Antiquariato: restauro e valutazione degli oggetti antichi, dipinti o mobili

L’antico torna sempre più di moda e assume nuova importanza soprattutto se consideriamo i mercati d’elite che trovano espressione nell’antiquariato in particolar modo nell’alto antiquariato. Mai come oggi, opere ed oggetti antichi fra i più disparati, che possono svariare dai più classici dipinti o dalle sculture, fino a cose forse un po’ meno convenzionali ma di sicuro effetto, come mobili, libri, mappe, ed altri pezzi interessanti, suscitano un enorme fascino nei confronti dei collezionisti e degli appassionati, grazie al loro aspetto retrò ed al loro stile vintage.

Molto spesso, questi pezzi d’antiquariato vengono sfruttati per creare degli appositi spazi di arredamento in una casa o in un qualsiasi altro ambiente, e talvolta vengono addirittura inseriti, dai designer, all’interno di un contesto più moderno, in modo da creare un particolare contrasto fra nuovo ed antico.
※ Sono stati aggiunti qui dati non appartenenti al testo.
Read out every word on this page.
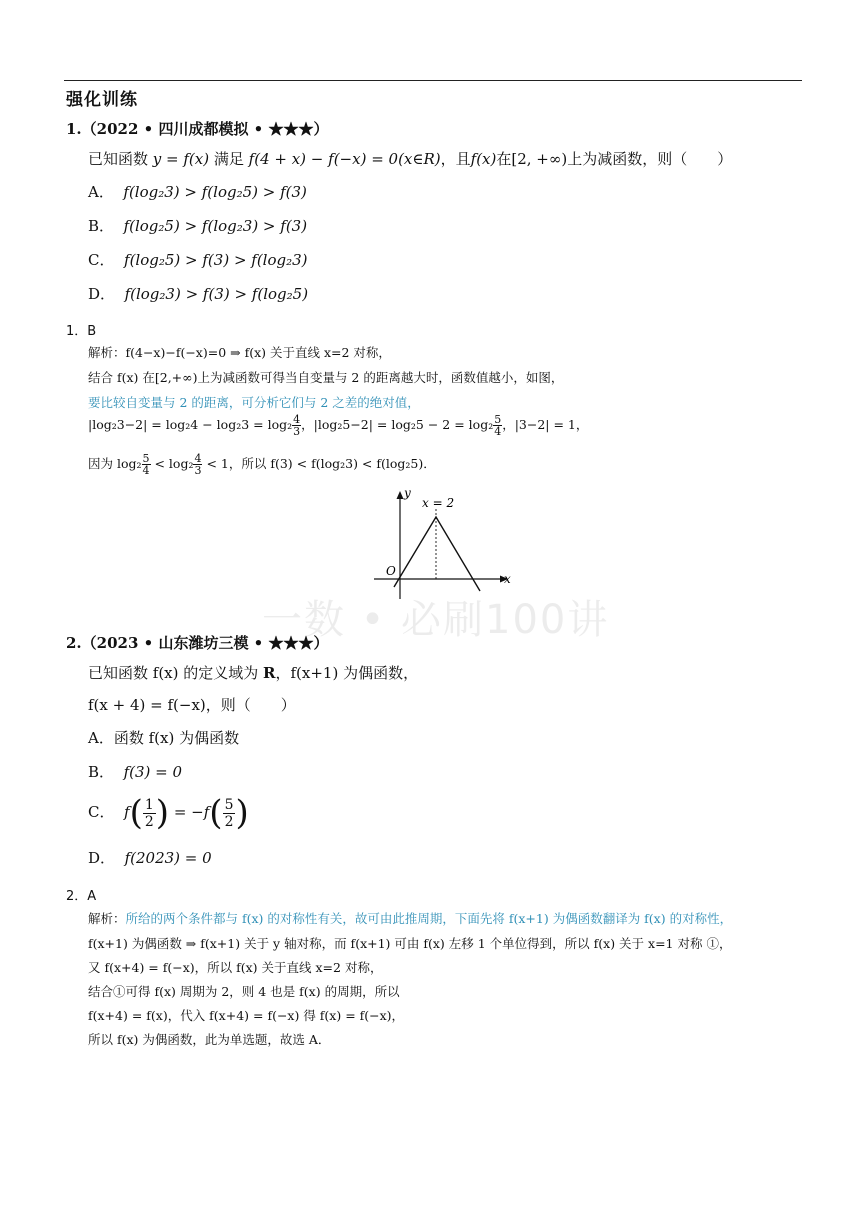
强化训练
1.（2022 • 四川成都模拟 • ★★★）
已知函数 y = f(x) 满足 f(4 + x) − f(−x) = 0(x∈R)，且f(x)在[2, +∞)上为减函数，则（　　）
A． f(log₂3) > f(log₂5) > f(3)
B． f(log₂5) > f(log₂3) > f(3)
C． f(log₂5) > f(3) > f(log₂3)
D． f(log₂3) > f(3) > f(log₂5)
1．B
解析：f(4−x)−f(−x)=0 ⇒ f(x) 关于直线 x=2 对称，
结合 f(x) 在[2,+∞)上为减函数可得当自变量与 2 的距离越大时，函数值越小，如图，
要比较自变量与 2 的距离，可分析它们与 2 之差的绝对值，
$|\log_23-2| = \log_24 - \log_23 = \log_2 \frac{4}{3}$ ，$|\log_25-2| = \log_25 - 2 = \log_2 \frac{5}{4}$ ，|3−2| = 1，
因为 $\log_2 \frac{5}{4} < \log_2 \frac{4}{3} < 1$，所以 f(3) < f(log₂3) < f(log₂5)．
y
x
O
x = 2
一数 • 必刷100讲
2.（2023 • 山东潍坊三模 • ★★★）
已知函数 f(x) 的定义域为 R，f(x+1) 为偶函数，
f(x + 4) = f(−x)，则（　　）
A．函数 f(x) 为偶函数
B． f(3) = 0
C． $f( \frac{1}{2}$ ) = $-f( \frac{5}{2}$ )
D． f(2023) = 0
2．A
解析：所给的两个条件都与 f(x) 的对称性有关，故可由此推周期，下面先将 f(x+1) 为偶函数翻译为 f(x) 的对称性，
f(x+1) 为偶函数 ⇒ f(x+1) 关于 y 轴对称，而 f(x+1) 可由 f(x) 左移 1 个单位得到，所以 f(x) 关于 x=1 对称 ①，
又 f(x+4) = f(−x)，所以 f(x) 关于直线 x=2 对称，
结合①可得 f(x) 周期为 2，则 4 也是 f(x) 的周期，所以
f(x+4) = f(x)，代入 f(x+4) = f(−x) 得 f(x) = f(−x)，
所以 f(x) 为偶函数，此为单选题，故选 A．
Che gli oggetti di antiquariato siano belli da vedere, talvolta scenici, pittoreschi e pregni di significato, siamo tutti d’accordo. Tuttavia, questi favolosi pezzi, hanno anche una caratteristica che, in molti casi, può rappresentare un grosso punto debole. A seconda di quanto sono antichi, infatti, ed a seconda di quella che, nel tempo, è stata la loro manutenzione e di quanto si è prestato attenzione alla loro integrità, gli oggetti di antiquariato possono essere piuttosto fragili, e, talvolta, possono richiedere delle fasi di restauro anche piuttosto importanti.

Valutazione e stato degli oggetti antichi

La cosa migliore, per il valore di un pezzo di antiquariato, sarebbe quella di non metterci proprio mano: difatti, è inversamente proporzionale il fatto che, più restauri esso è costretto a subire nel tempo, più il suo valore, in maniera inesorabile, tende ad abbassarsi. La valutazione tipica dell’antiquariato (oggetti antichi, dipinti o mobili) dipende infatti solitamente dal suo grado di integrità, sia esternamente che internamente (ad esempio nel caso di un mobile dotato di cassetti, del quale quindi si può dare uno sguardo anche all’interno); è fondamentale, laddove possibile, salvaguardare le sue parti originali, dalle più importanti a quelle apparentemente insignificanti, come semplici chiodi o bulloni (di nuovo, laddove presenti), in quanto, qualora la sostituzione di una parte originale con un’altra nuova dovesse rendersi necessaria, allora l’oggetto di antiquariato sarebbe destinato a veder diminuire il proprio valore.

Qualora, comunque, si possedesse un pezzo di antiquariato il cui restauro si presenta come necessario, è comunque possibile preservare il suo valore del tutto od almeno in parte, affidandosi alle mani esperte di un sapiente artigiano o restauratore. Esistono infatti numerose tecniche per portare a compimento il restauro di un oggetto d’epoca.